Someone recently asked me what I thought they should do about a situation they faced. The answer seemed obvious to me, with several Bible passages coming to mind—which I had just shared with this person. I bit my tongue, resisting the urge to quote the Scripture and spoon-feed the answer. Instead, I counselled to seek the Lord about how He would handle the situation.
Watch and listen for “teachable moments” in those you influence. Are people really asking for your input? If they are, what kinds of questions do they ask? Listen closely. Do you get the sense they are prepared to make some adjustments, if necessary? Or, are they simply looking for people to agree with them?
American author John Steinbeck (1902-1968) quipped, “You know how advice is. You only want it if it agrees with what you wanted to do anyway.”
I have spent far too much time and energy trying to counsel people who keep asking questions until they find someone who agrees with them. What happens when you suggest to someone an adjustment in thinking, speech and/or behaviour? Do you sense openness or resistance? Do you get a red light, yellow light or green light?
Beware of becoming an incurable problem-solver. People more frequently need a listening ear and probing questions, rather than a solution to their problems.
Kings and Queens would come from far and wide to hear King Solomon’s wisdom, yet he writes in Proverbs 20:5, “The purposes of a man’s heart are deep waters, but a man of understanding draws them out.” —NIV
Examples of open-ended questions are:
How do you feel about this challenge you face?
What are your options for solutions?
Which option do you think is best?
Why do you feel this option is best?
Use closed-ended questions sparingly. If someone can answer a question with only “yes” or “no”, then it’s a closed-ended question. Beware of leading questions—attempts to put words in someone else’s mouth.
MediaCollege.com explains it this way at https://www.mediacollege.com/journalism/interviews/leading-questions.html.
A leading question is a question which subtly prompts the respondent to answer in a particular way. Leading questions are generally undesirable as they result in false or slanted information. For example:
Do you have any problems with your boss? This question prompts the person to question their employment relationship. In a subtle way it raises the prospect that there are problems.
Tell me about your relationship with your boss. This question does not seek any judgment and there is less implication that there might be something wrong with the relationship.
The difference in the above example is minor but in some situations it can be more important. For example, in a court case:
How fast was the red car going when it smashed into the blue car? This question implies that the red car was at fault, and the word “smashed” implies a high speed.
How fast was each car going when the accident happened? This question does not assign any blame or pre-judgment.

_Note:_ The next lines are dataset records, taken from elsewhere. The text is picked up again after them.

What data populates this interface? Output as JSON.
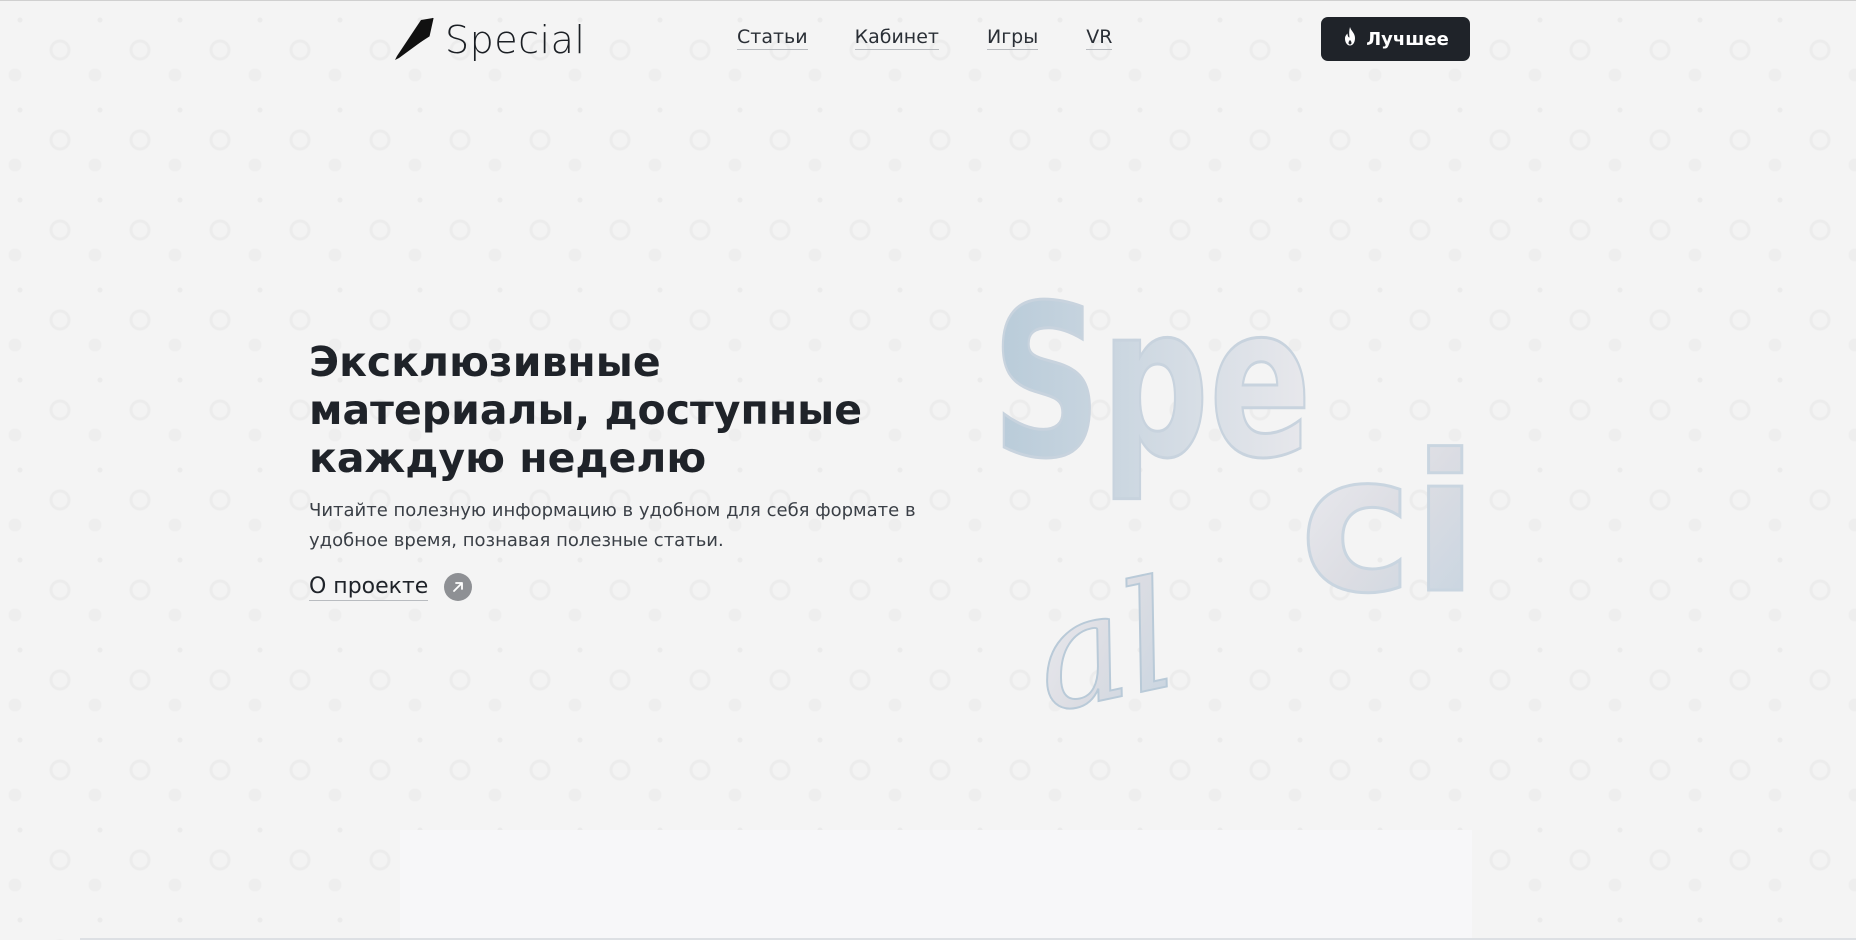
{
  "header": {
    "logo_text": "Special",
    "logo_icon": "pen-nib-icon",
    "nav": [
      {
        "label": "Статьи"
      },
      {
        "label": "Кабинет"
      },
      {
        "label": "Игры"
      },
      {
        "label": "VR"
      }
    ],
    "cta_label": "Лучшее",
    "cta_icon": "flame-icon"
  },
  "hero": {
    "title": "Эксклюзивные материалы, доступные каждую неделю",
    "description": "Читайте полезную информацию в удобном для себя формате в удобное время, познавая полезные статьи.",
    "about_label": "О проекте",
    "about_icon": "arrow-up-right-icon",
    "art_letters": [
      "Spe",
      "ci",
      "al"
    ]
  },
  "colors": {
    "dark": "#1f2329",
    "background": "#f4f4f4",
    "icon_gray": "#8e9094"
  }
}
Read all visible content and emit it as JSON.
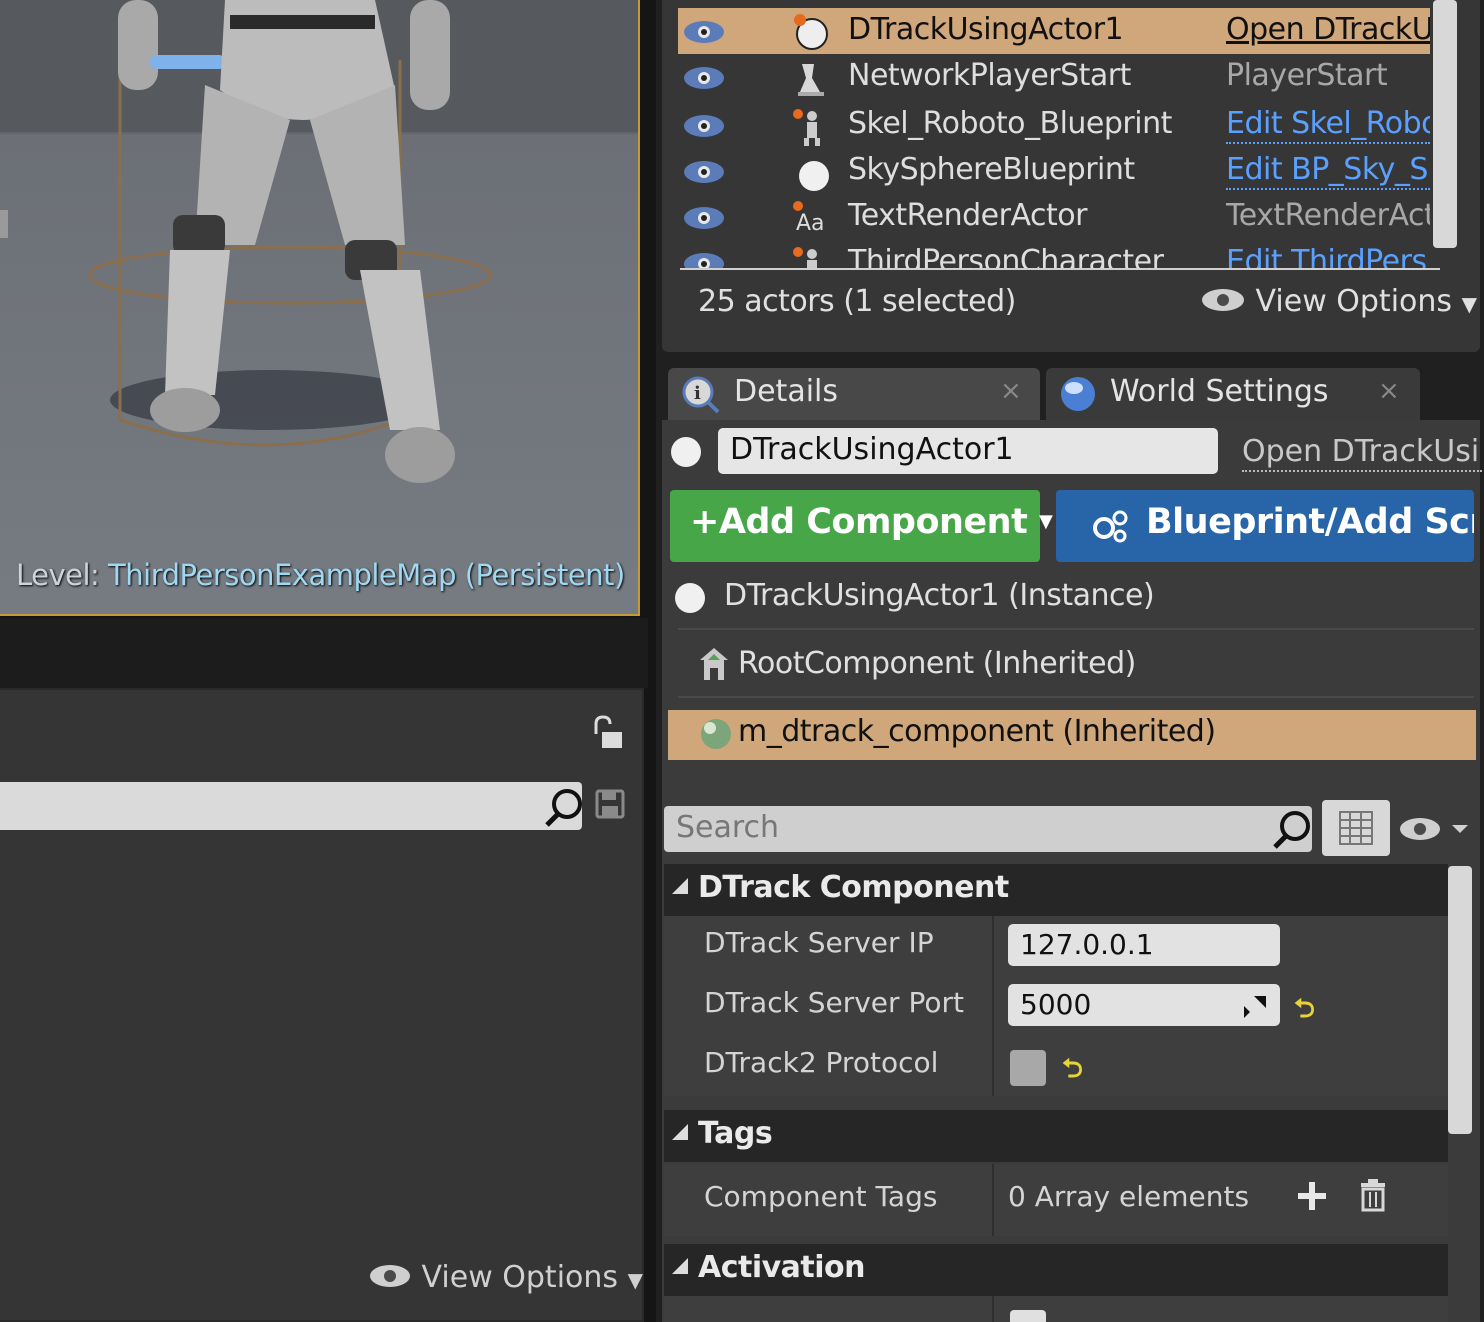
{
  "viewport": {
    "level_label": "Level:",
    "level_name": "ThirdPersonExampleMap (Persistent)"
  },
  "outliner": {
    "rows": [
      {
        "label": "DTrackUsingActor1",
        "type": "Open DTrackU",
        "selected": true,
        "icon": "sphere-actor-icon"
      },
      {
        "label": "NetworkPlayerStart",
        "type": "PlayerStart",
        "icon": "player-start-icon"
      },
      {
        "label": "Skel_Roboto_Blueprint",
        "type": "Edit Skel_Robo",
        "icon": "skeleton-icon"
      },
      {
        "label": "SkySphereBlueprint",
        "type": "Edit BP_Sky_S",
        "icon": "sphere-icon"
      },
      {
        "label": "TextRenderActor",
        "type": "TextRenderActo",
        "icon": "text-render-icon"
      },
      {
        "label": "ThirdPersonCharacter",
        "type": "Edit ThirdPers",
        "icon": "character-icon"
      }
    ],
    "actor_count": "25 actors (1 selected)",
    "view_options": "View Options"
  },
  "tabs": [
    {
      "label": "Details",
      "close": "×"
    },
    {
      "label": "World Settings",
      "close": "×"
    }
  ],
  "details": {
    "actor_name": "DTrackUsingActor1",
    "open_link": "Open DTrackUsi",
    "add_component": "Add Component",
    "add_component_prefix": "+",
    "blueprint_button": "Blueprint/Add Scr",
    "components": [
      {
        "label": "DTrackUsingActor1 (Instance)"
      },
      {
        "label": "RootComponent (Inherited)"
      },
      {
        "label": "m_dtrack_component (Inherited)",
        "selected": true
      }
    ],
    "search_placeholder": "Search",
    "categories": {
      "dtrack": "DTrack Component",
      "tags": "Tags",
      "activation": "Activation"
    },
    "props": {
      "server_ip_label": "DTrack Server IP",
      "server_ip_value": "127.0.0.1",
      "server_port_label": "DTrack Server Port",
      "server_port_value": "5000",
      "protocol_label": "DTrack2 Protocol",
      "component_tags_label": "Component Tags",
      "component_tags_value": "0 Array elements"
    }
  },
  "left_panel": {
    "view_options": "View Options"
  },
  "colors": {
    "selection": "#d0a77a",
    "add_button": "#47a647",
    "blueprint_button": "#2765a8",
    "link": "#5aa0ff",
    "viewport_border": "#c59a32",
    "reset_arrow": "#e8d23a"
  }
}
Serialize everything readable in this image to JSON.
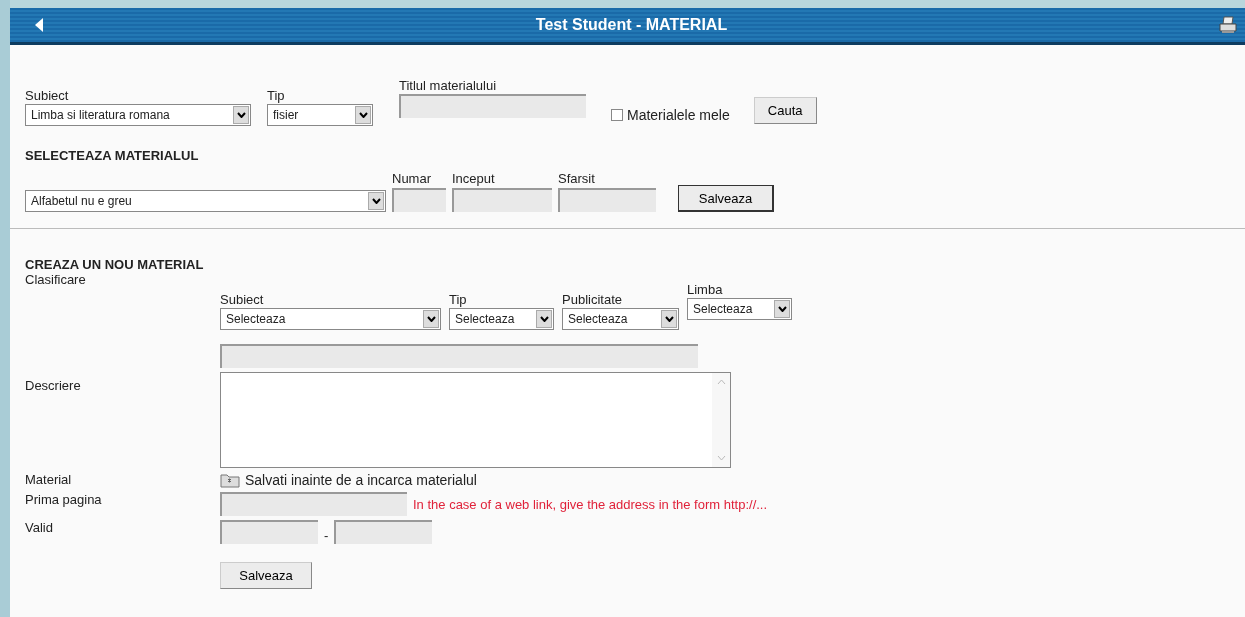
{
  "window": {
    "title": "Test Student - MATERIAL"
  },
  "search": {
    "subject": {
      "label": "Subiect",
      "value": "Limba si literatura romana"
    },
    "type": {
      "label": "Tip",
      "value": "fisier"
    },
    "title": {
      "label": "Titlul materialului"
    },
    "my_materials": {
      "label": "Materialele mele",
      "checked": false
    },
    "button": "Cauta"
  },
  "select_material": {
    "heading": "SELECTEAZA MATERIALUL",
    "material": "Alfabetul nu e greu",
    "fields": [
      {
        "label": "Numar"
      },
      {
        "label": "Inceput"
      },
      {
        "label": "Sfarsit"
      }
    ],
    "button": "Salveaza"
  },
  "create": {
    "heading": "CREAZA UN NOU MATERIAL",
    "classification": {
      "label": "Clasificare",
      "selects": [
        {
          "label": "Subiect",
          "value": "Selecteaza"
        },
        {
          "label": "Tip",
          "value": "Selecteaza"
        },
        {
          "label": "Publicitate",
          "value": "Selecteaza"
        },
        {
          "label": "Limba",
          "value": "Selecteaza"
        }
      ]
    },
    "description": {
      "label": "Descriere"
    },
    "material": {
      "label": "Material",
      "text": "Salvati inainte de a incarca materialul"
    },
    "first_page": {
      "label": "Prima pagina",
      "hint": "In the case of a web link, give the address in the form http://..."
    },
    "valid": {
      "label": "Valid",
      "separator": "-"
    },
    "button": "Salveaza"
  }
}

Listen in on the conversation in Matthew 19:16-24:
Now a man came up to Jesus and asked, “Teacher, what good thing must I do to get eternal life?”
“Why do you ask me about what is good?” Jesus replied. “There is only One who is good. If you want to enter life, obey the commandments.”
“Which ones?” the man inquired.
Jesus replied, “‘Do not murder, do not commit adultery, do not steal, do not give false testimony, honor your father and mother,’ and ‘love your neighbor as yourself.'”
“All these I have kept,” the young man said. “What do I still lack?”
Jesus answered, “If you want to be perfect, go, sell your possessions and give to the poor, and you will have treasure in heaven. Then come, follow me.”
When the young man heard this, he went away sad, because he had great wealth. Then Jesus said to his disciples, “I tell you the truth, it is hard for a rich man to enter the kingdom of heaven. Again I tell you, it is easier for a camel to go through the eye of a needle than for a rich man to enter the kingdom of God.” —NIV
How would you have felt if you were Jesus watching this young man walk away? Disappointed? Angry? Frustrated? I sense disappointment in Jesus, but I don’t sense anger or frustration.
Frustration is a sign of a blocked goal. Do you feel yourself getting frustrated when someone isn’t listening to your advice? If yes, what are you trying to accomplish in this conversation or in this relationship? If your goal is to get people to do what you think they should do, your frustration level will be high, and your relationships will be filled with tension. If your goal is to be obedient to the Lord and say what He wants you to say, when He wants you to say it, then you and your relationships will be filled with peace. As a result, you will become a more inviting person.
The next time you are ready to give advice, stop and ask yourself, “Does this person really want to know what I think?” Remember, to build connections with others and help them grow—listen first, then ask open-ended questions to draw them out.